I am trying to find a continuous (with strictly increasing values) path through a list of lists. I have tried various recursive and reversed approaches, but have failed for hours.
The problem stems from interval-based pattern mining. Here, each event has exact one start and end time. The problem looks like this:
time = [[11, 38, 40], [12, 39, 49], [41], [4, 23, 43], [47], [17, 35, 60]]
Events = [[start time events A], [end time events A], [start time events B], [start time events C], [end time events B], [end time events C]]

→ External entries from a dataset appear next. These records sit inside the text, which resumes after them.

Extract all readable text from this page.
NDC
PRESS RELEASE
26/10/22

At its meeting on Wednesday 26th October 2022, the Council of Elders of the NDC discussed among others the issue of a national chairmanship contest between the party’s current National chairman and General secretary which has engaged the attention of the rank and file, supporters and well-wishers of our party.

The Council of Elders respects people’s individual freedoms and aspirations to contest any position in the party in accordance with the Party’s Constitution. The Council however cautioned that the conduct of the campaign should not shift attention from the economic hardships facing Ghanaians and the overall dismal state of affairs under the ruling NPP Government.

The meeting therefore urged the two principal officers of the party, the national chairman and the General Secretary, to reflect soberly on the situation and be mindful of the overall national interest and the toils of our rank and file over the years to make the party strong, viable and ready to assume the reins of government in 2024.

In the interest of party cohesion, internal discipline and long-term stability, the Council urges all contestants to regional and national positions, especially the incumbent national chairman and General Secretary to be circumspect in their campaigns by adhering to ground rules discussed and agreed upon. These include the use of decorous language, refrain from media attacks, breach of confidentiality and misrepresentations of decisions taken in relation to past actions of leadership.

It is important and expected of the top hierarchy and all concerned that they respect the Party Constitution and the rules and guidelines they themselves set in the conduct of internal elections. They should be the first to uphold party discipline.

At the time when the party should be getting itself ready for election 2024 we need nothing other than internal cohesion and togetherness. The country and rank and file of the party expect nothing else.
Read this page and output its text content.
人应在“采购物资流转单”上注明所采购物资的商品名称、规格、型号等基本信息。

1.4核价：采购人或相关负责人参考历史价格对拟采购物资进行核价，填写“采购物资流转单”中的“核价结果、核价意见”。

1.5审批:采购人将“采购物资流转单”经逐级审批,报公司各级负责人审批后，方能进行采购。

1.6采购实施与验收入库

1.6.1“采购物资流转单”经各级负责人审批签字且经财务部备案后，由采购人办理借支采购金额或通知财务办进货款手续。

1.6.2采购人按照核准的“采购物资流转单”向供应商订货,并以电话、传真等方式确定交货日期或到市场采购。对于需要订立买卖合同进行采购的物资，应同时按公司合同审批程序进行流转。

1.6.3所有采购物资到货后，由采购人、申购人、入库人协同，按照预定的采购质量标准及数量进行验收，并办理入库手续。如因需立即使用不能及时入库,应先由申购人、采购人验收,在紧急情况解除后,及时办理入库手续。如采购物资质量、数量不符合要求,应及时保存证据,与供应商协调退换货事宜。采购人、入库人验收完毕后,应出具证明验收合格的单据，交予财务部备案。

The goal is to find all possible routes through data where
time[i] < time[i+1]
holds.
A concrete example:
route_1 = [[11], [12], [41], [43], [47], [60]]
route_2 = [[38], [39], [41], [43], [47], [60]]
What is not valid:
route_3 = [[11], [39], [41], [43], [47], [60]]
because [11]
describes the start time of Event A[0]
, but [39]
represents the end time of Event A[1]
.
Can you name a suitable approach to solving this problem?
For my last (non-recursive) approach, I used a dictionary as a data representation. The approach produced the "closest" result to the expected result
time_reversed = {'end_C': [17, 35, 60], 'end_B': [47], 'start_C': [ 4, 23, 43], 'start_B': [41], 'end_A': [12, 39, 49], 'start_A': [11, 38, 40]}
import numpy as np
def consecutive(time):
time_pruned = time.copy()
keys = list(time.keys())
for i in range(len(keys)-1):
lower = time_pruned[keys[i+1]]
max_lower = np.nanmax(lower)
max_upper = np.nanmax(time_pruned[keys[i]])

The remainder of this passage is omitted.